Instagram engineers themself wrote a bit about their backend infrastructure. One of the more important topics was how they shard the data [0] and this is also linked to in this blog post.
The potential for hotspotting decreases with the number of inserts per second. Like if you only did 1 insert per second and timed it right you could put all of those inserts on one server, but this would likely not overload the server.
It's virtually impossible for anyone to hotspot in a meaningful way with this system.
Nah this will totally be an issue. You can be on the extreme end of replication or the extreme end of sharding and experience performance problems. Sharding is more likely to hotspot depending on where hot data is consistent.
The solution in most cases is a simple database that acts as a pointer database user db -> user's db. That is generated on the creation of a user.
From here you create some simple cold storage models ( if user isn't active ) and some warm models which will scale out the db if the user's db grows it shards and replicates for more read access.

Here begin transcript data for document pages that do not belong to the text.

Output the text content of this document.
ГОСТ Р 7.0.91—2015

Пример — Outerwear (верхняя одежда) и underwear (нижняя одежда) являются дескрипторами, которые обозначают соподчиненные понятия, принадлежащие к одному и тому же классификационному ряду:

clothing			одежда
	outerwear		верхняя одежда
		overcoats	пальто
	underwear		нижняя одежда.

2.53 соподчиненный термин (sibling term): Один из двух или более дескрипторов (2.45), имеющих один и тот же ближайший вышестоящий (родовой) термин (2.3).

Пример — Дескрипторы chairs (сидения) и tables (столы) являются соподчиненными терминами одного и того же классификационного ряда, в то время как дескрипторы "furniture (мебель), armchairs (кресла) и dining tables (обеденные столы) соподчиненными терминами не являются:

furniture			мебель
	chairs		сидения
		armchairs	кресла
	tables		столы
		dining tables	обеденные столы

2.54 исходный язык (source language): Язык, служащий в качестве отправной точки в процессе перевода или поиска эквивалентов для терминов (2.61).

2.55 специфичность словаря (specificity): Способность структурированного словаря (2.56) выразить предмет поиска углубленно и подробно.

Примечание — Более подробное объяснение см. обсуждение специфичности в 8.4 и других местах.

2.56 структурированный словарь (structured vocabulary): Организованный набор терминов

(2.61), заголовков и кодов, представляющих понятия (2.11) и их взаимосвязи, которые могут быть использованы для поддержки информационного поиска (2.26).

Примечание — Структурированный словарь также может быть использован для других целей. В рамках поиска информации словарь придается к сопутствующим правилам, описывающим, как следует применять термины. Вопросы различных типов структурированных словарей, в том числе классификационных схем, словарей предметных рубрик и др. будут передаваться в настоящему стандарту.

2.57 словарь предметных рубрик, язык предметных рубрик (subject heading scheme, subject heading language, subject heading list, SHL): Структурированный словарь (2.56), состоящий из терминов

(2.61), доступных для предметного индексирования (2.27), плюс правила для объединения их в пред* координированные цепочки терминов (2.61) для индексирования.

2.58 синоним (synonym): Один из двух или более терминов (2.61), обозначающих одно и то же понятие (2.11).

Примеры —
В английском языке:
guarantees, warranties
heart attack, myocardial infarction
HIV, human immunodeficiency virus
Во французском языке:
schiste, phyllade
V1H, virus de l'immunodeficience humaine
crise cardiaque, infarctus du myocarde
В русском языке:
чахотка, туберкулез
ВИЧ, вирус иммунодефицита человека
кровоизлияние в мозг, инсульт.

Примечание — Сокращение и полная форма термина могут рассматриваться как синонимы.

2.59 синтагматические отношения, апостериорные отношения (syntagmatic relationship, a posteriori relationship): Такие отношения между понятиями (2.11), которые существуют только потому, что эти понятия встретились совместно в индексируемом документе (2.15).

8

But the last thing you want is to slow replication or have one DB that can't move to balance resource utilization. There are some new DB tech that does this without even sweating the deets.

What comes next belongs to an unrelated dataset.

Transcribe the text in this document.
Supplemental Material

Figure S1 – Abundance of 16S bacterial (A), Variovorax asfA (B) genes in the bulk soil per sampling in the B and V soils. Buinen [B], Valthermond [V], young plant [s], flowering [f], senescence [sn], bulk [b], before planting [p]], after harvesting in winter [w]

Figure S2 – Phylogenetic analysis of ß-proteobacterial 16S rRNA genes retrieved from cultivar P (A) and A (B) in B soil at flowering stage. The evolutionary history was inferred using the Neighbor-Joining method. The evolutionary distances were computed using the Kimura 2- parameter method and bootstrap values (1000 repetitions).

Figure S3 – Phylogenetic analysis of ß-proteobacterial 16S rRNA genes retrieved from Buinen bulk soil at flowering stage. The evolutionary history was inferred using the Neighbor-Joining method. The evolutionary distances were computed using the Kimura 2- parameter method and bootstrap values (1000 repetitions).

I wonder how they horizontally scaled shards. If they had 2k logical shards they probably had much fewer real/physical shards. So a single database was holding many sharding keys. So when a new physical shard gets added, the data needs to somehow be replicated. That is only true if w reading is the problem. If only a relatively short time period of data is hot you can probably just move over the logical shard IDs to the new physical shard without moving existing data. This requires keeping track of when which physical shard became active.
> How can they know the internal infrastructure but have to assume the app language?
At that time that was the only solution that would have made sense given the achieved behaviour, performance AND development effort.
I did spend a lot of time Cordova(PhoneGap) and all the other HTML5 app thingies for iOS at the time.
Not sure why that particular in my opinion pretty obvious choice bothers you that much. That is very much the reason why they didn't even bother releasing it for Android until almost two years later.
Enough with the "rules" just because you don't find it novel enough.
The author is on HN and says "Just my own brain reading through old talks and articles from Instagram engineering and Excalidraw for the diagrams. I did my best to put together all the info I learned from them into a comprehensive and simple manner".
If it was compiled from more than 1 article, it becomes an original article. The post should have only novel idea and info. is an arbitrary requirement and not the meaning of that rule.
Though I would add if author were taking anything verbatim, that should be highlighted as a quote with the original source. (edit: reading more, author has already done that.)
They sure seem bothered a lot by something trivial (god forbid the post which was NOT made for HN anyway quoted some original sources and didn't go into the detail they'd like it to).
Somebody took the effort of compiling an article on several sources, and we're throwing the rulebook on them.
How can they know the internal infrastructure but have to assume the app language?
Edit: So the entire piece is taken almost verbatim as-is from a couple old articles on instagram engineering blog.
It might as well just redirect to: https://instagram-engineering.com/what-powers-instagram-hund...
This is against the guidelines:
> Please submit the original source. If a post reports on something found on another site, submit the latter.